Thrust from dreams by a screeching alarm at four in the morning. Drinking coffee in the kitchen, leaning on the stove. The house disturbed by the noise, but settling back down around me, its old bones creaking. I put my cup in the sink and close the door softly, so as not to wake it.
And then the elevated. The car sways on its rails. The conductor doesn't bother to name the stops; if you're awake at this hour, you already know where you're going.
Then the warehouse, the narrow dim corridors, the row of lockers, the breakroom with its inspirational poster and mildewed refrigerator. Punch the clock, trade jacket for apron, and walk to my space. It is a small room - this is a small operation - and when he arrives, the man who stands next to me will brush against me with every move he makes. We are forced to be friendly, and I know the names of his children, his favorite TV show. Mostly, though, we do not talk. We are focused on our job.
Which is this: a pan full of chicks. They are downy creatures that struggle over one another, making thin high sounds of alarm, their feet scrabbling on the plastic. A coffee can, already stained green, and two baskets on either side. The masking tape on the baskets is peeling, and the lettering is faded: male and female.
I pick up the first chick of the day, still surprised by how light it is, how warm. A gentle squeeze, a tap against the edge of the can, and green shit squirts from the chick, hits the side and drips down to the bottom.

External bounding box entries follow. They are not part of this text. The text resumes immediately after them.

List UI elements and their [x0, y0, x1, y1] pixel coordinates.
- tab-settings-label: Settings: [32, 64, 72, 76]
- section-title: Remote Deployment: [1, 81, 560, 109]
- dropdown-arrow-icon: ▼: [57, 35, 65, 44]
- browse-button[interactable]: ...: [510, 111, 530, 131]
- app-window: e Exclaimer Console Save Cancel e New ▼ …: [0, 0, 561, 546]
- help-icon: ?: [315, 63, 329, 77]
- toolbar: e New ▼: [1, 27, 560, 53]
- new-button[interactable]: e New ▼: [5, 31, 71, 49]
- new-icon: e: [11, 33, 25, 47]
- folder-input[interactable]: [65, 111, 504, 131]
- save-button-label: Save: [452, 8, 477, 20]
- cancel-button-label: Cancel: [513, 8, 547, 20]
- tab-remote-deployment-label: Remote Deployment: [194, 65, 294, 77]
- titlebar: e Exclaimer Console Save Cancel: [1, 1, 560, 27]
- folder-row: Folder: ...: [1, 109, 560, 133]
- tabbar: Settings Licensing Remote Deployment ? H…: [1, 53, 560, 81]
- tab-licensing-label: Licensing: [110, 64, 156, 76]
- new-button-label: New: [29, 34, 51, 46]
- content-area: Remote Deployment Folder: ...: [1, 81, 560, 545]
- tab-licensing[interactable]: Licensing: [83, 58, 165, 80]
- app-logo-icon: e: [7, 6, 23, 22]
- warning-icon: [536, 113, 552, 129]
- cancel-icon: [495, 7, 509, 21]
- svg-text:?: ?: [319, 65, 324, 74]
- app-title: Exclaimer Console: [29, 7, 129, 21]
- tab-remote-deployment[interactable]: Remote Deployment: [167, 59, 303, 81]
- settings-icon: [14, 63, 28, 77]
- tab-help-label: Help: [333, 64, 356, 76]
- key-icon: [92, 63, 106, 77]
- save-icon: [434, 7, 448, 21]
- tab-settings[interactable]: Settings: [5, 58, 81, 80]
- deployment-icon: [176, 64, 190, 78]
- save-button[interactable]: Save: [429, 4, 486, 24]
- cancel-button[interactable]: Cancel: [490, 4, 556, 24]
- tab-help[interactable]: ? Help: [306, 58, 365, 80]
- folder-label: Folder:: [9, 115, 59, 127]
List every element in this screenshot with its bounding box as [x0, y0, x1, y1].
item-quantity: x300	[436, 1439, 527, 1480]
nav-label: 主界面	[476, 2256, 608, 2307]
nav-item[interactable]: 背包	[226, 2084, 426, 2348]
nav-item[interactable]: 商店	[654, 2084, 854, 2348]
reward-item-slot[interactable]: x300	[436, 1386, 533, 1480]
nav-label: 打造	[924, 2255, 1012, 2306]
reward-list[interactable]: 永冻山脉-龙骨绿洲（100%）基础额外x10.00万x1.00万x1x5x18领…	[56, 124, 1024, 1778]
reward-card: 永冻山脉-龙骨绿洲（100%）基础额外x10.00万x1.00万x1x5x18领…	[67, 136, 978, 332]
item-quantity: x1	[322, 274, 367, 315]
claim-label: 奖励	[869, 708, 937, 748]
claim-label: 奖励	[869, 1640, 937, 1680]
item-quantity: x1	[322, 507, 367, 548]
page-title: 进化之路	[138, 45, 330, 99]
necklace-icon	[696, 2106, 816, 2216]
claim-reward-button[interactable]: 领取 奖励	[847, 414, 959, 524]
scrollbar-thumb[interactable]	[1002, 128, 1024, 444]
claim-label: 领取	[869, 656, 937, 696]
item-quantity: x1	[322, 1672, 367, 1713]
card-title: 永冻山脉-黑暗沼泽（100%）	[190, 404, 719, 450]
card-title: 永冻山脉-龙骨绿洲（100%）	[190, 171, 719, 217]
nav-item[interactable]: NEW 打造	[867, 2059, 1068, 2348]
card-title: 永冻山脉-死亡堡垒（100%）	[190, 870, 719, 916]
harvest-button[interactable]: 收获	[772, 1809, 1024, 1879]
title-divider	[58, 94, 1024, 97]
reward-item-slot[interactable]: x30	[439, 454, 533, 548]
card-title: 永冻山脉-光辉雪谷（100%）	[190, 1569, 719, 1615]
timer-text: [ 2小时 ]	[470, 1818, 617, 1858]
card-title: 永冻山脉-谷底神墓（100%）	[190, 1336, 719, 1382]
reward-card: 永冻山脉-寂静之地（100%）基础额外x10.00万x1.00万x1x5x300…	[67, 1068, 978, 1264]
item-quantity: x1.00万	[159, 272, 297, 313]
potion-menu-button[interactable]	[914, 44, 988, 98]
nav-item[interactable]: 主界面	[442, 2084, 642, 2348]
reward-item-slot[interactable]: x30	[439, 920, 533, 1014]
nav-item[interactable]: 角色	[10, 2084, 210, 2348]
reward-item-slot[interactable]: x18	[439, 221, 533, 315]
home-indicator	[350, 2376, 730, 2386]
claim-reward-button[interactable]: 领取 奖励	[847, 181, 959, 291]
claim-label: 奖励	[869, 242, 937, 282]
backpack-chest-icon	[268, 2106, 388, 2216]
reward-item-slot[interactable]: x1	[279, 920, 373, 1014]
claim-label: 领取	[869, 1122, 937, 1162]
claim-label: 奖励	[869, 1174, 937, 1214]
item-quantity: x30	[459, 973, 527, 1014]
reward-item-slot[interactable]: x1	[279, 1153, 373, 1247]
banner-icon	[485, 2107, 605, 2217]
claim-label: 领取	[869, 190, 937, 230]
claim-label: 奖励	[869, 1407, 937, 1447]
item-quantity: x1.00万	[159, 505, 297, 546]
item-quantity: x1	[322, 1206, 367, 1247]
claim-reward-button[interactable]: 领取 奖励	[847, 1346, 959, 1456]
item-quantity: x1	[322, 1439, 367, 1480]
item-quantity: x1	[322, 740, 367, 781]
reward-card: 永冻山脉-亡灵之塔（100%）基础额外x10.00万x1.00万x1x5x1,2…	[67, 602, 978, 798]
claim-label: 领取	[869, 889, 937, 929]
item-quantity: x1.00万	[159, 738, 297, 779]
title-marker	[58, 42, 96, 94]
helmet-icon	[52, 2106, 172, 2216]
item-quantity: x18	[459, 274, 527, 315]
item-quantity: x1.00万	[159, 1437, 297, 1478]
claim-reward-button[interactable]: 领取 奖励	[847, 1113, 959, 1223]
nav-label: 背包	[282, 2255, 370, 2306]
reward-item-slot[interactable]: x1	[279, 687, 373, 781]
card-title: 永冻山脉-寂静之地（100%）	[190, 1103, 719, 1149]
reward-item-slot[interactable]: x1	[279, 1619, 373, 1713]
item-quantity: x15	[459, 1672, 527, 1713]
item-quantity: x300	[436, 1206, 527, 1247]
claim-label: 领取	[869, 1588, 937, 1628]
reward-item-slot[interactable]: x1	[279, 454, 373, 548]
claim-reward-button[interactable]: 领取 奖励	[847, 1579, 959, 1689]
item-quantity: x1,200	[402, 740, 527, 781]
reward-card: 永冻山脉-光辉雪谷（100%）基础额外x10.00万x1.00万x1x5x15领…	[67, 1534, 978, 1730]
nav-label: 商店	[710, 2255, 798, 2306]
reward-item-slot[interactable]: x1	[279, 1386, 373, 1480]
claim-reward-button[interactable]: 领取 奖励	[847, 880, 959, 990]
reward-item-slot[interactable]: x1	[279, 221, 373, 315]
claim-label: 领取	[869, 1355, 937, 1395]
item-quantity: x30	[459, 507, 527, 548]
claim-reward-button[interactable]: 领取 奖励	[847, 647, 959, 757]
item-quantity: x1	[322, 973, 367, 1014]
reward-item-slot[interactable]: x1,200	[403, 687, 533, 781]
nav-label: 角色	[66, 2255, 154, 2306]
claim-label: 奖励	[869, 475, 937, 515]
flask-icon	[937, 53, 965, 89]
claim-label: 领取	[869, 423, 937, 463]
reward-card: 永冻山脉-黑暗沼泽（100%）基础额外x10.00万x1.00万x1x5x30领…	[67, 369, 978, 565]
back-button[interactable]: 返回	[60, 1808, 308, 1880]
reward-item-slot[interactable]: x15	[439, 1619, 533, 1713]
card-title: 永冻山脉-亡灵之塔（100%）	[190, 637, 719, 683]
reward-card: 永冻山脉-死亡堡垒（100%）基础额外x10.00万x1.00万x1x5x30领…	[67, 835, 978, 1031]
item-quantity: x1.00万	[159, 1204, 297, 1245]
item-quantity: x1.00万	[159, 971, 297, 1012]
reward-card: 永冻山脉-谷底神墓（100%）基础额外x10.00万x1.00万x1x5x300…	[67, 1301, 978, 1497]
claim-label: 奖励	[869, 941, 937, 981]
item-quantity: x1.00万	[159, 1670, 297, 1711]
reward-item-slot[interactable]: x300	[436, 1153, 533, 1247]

There is a skill to this. Very few people can see it right off; the cloaca is pink and shiny, and it seems at first that every chick is female, that none have the tell-tale bump of the male. Today the first chick is female. It's good luck, I think, and toss her into the female basket. She wobbles, catches her balance, glares at the walls of the box with her oblong eyes. I take up another chick; squeeze, tap, male, toss.
There are benefits to this job. The job security that comes with a difficult skill. The conversations at a high school reunion, classmates' bright eyes darting to my face, their surprised clucking at my occupation. The first date, the ice-breaker that nets me a good-night kiss. Reading a Jeanette Winterson novel with a laugh caught in my throat.
The most pleasing, though, is the power. I won't lie, not to you. I love having their tiny warm bodies in the pan, waiting for me to decide which way they'll go, how fast their lives will end. You know they kill the males, right? They're worthless to a breeder, unless they fatten them up for meat. Goodbye, I tell each little boy, good riddance.